A little background:
Who am I? Listen Here
I have typed and retyped this paragraph more times than I want to admit. Who am I....really?
I'm a Child of God first and foremost. I love Him with all of my heart. I mess up and I fall down, but I get back up again. I know that is where my strength comes from and I'm not ashamed to admit it.
I am a mom of three of the most lovely adult daughters that you would want to meet. I don't take much credit for that....they take after their dad.
I am grandma/mamaw/gma to NINE grandkids....7 girls and 2 boys.
I am a photographer who loves to tell a story through pictures. I "SEE" things differently and I like to capture that "vision" on film.
I am a Pastors wife and all that comes with that. This was a late in life calling and so I periodically struggle with the calling.

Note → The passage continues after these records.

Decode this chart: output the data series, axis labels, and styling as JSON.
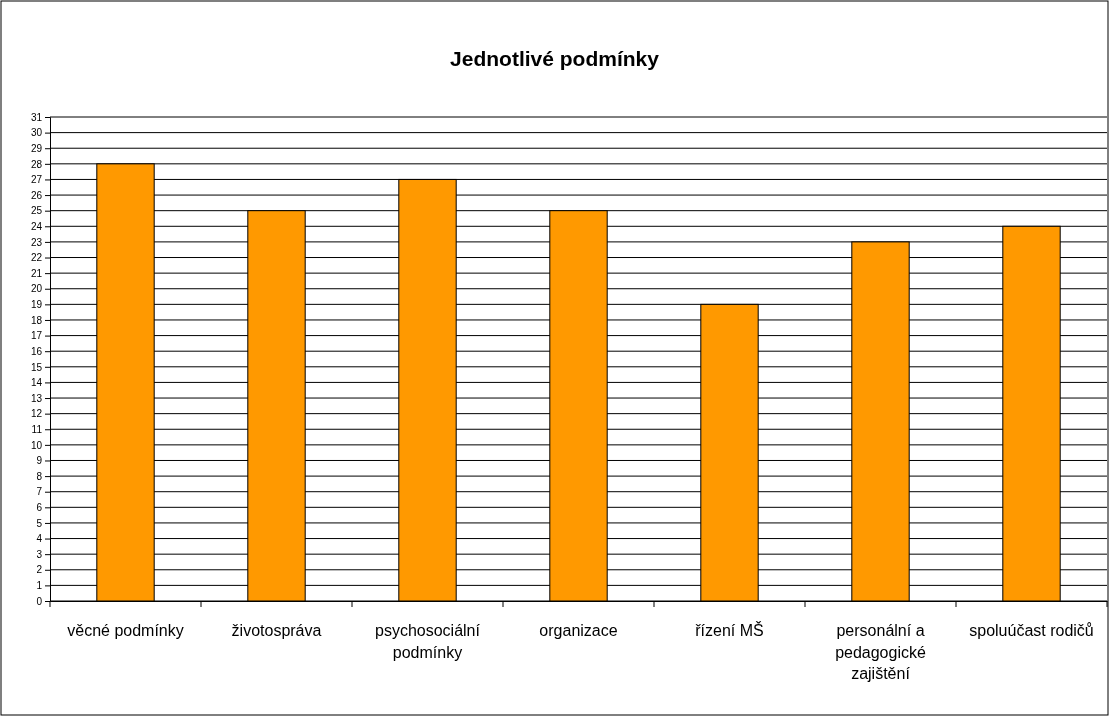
{
  "chart_data": {
    "type": "bar",
    "title": "Jednotlivé podmínky",
    "categories": [
      "věcné podmínky",
      "životospráva",
      "psychosociální podmínky",
      "organizace",
      "řízení MŠ",
      "personální a pedagogické zajištění",
      "spoluúčast rodičů"
    ],
    "values": [
      28,
      25,
      27,
      25,
      19,
      23,
      24
    ],
    "color": "#ff9900",
    "ylim": [
      0,
      31
    ],
    "yticks": [
      0,
      1,
      2,
      3,
      4,
      5,
      6,
      7,
      8,
      9,
      10,
      11,
      12,
      13,
      14,
      15,
      16,
      17,
      18,
      19,
      20,
      21,
      22,
      23,
      24,
      25,
      26,
      27,
      28,
      29,
      30,
      31
    ],
    "grid": "y"
  }
}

I get much more irritated than I think a PW should get...sometimes downright ugly in my anger.....(I'm working on that). I sometimes forget to have that quiet time that we know we should have. Hecky durn...I sometimes cuss. Not the real bad stuff but bad enough. Like I said, I fall down and I get back up. God's cool like that, he forgives me before I even ask.

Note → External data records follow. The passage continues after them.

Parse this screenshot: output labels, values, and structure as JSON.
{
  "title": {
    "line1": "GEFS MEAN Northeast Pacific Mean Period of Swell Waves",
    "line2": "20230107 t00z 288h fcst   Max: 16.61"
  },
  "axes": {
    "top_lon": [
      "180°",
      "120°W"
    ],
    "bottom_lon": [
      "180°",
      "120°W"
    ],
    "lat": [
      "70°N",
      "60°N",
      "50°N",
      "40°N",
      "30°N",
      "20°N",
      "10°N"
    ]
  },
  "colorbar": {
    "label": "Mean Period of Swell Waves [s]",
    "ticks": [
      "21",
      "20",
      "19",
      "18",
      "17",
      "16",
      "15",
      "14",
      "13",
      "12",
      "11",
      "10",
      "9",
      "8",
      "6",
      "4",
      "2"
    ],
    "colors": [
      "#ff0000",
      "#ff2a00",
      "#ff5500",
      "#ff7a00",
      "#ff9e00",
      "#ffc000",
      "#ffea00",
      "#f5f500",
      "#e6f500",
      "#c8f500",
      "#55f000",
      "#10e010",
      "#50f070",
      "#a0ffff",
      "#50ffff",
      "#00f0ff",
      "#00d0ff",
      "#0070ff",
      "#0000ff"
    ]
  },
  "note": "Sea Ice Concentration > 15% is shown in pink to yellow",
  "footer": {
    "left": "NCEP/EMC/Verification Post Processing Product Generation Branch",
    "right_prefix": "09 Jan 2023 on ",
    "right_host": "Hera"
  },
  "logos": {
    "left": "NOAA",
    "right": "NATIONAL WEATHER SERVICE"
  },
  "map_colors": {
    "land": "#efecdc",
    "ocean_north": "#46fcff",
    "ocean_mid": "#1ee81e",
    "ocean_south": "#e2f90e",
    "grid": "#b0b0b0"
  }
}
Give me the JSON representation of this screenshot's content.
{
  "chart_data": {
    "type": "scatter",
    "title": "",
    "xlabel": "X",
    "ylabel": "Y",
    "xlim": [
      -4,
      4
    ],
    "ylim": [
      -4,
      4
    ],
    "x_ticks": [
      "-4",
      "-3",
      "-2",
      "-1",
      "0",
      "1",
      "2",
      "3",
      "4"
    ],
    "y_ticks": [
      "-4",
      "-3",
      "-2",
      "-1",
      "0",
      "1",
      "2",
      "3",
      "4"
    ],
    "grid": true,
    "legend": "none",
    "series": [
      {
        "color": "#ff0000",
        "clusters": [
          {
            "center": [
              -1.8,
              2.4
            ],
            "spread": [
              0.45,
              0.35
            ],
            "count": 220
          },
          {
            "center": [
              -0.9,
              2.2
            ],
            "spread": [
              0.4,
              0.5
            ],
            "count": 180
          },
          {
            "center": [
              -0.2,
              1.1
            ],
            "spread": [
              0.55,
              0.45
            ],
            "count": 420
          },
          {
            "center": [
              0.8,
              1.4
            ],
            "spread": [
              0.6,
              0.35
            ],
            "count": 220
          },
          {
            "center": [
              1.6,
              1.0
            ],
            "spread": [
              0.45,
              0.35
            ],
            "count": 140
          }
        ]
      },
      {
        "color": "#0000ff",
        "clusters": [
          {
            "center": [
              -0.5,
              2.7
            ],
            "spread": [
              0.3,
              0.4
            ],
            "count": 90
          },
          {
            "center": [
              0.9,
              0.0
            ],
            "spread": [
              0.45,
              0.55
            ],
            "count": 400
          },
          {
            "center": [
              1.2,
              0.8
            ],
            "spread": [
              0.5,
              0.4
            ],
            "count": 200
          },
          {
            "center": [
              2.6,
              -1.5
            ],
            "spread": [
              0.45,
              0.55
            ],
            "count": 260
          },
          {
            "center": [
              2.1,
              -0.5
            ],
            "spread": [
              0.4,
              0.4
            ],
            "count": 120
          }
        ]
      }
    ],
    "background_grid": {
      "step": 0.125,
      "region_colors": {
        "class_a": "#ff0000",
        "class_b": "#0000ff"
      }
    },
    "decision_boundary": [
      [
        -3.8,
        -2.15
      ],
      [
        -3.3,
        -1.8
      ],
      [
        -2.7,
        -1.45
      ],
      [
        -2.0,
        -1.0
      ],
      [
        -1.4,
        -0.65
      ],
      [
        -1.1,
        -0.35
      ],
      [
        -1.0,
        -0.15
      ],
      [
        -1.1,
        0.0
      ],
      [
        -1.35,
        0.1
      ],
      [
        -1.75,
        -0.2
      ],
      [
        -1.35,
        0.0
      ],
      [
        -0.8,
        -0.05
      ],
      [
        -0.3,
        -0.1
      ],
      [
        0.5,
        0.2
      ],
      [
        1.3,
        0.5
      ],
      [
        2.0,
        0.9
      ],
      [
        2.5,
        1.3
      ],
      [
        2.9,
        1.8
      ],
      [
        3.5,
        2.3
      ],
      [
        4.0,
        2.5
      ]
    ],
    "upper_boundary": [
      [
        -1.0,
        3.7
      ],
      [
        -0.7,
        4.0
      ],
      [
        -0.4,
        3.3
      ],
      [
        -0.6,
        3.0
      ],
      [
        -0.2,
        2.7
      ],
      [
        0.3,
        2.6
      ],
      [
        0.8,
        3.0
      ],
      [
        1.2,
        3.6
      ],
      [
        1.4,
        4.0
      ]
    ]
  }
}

I am a "Lupie". That means I have Lupus. Actually I have Lupus and Fibro-myalgia. It stinks, I know..... but facts are facts and I deal with it. Because of this I get tired easier than most people. I get sick more often and things hit me harder. I have to watch my diet more than most and can't/shouldn't drink my beloved Diet Coke. There are adjustments but I'm alive...and I have a job to do.
And finally, I am a FOSTER MOM....and this is what this blog is (mostly) about. Our journey through the foster system. My husband and I, at the ripe old age of *ummm* 50-something, decided to START OVER. With adult children in their thirties and grandkids aging from 4-19, we decided we wanted a do-over.
Journey with me over the next HOW MANY YEARS God gives us in this ministry. I'm sure it will be filled with all kinds of roller-coaster moments. Come along for the ride!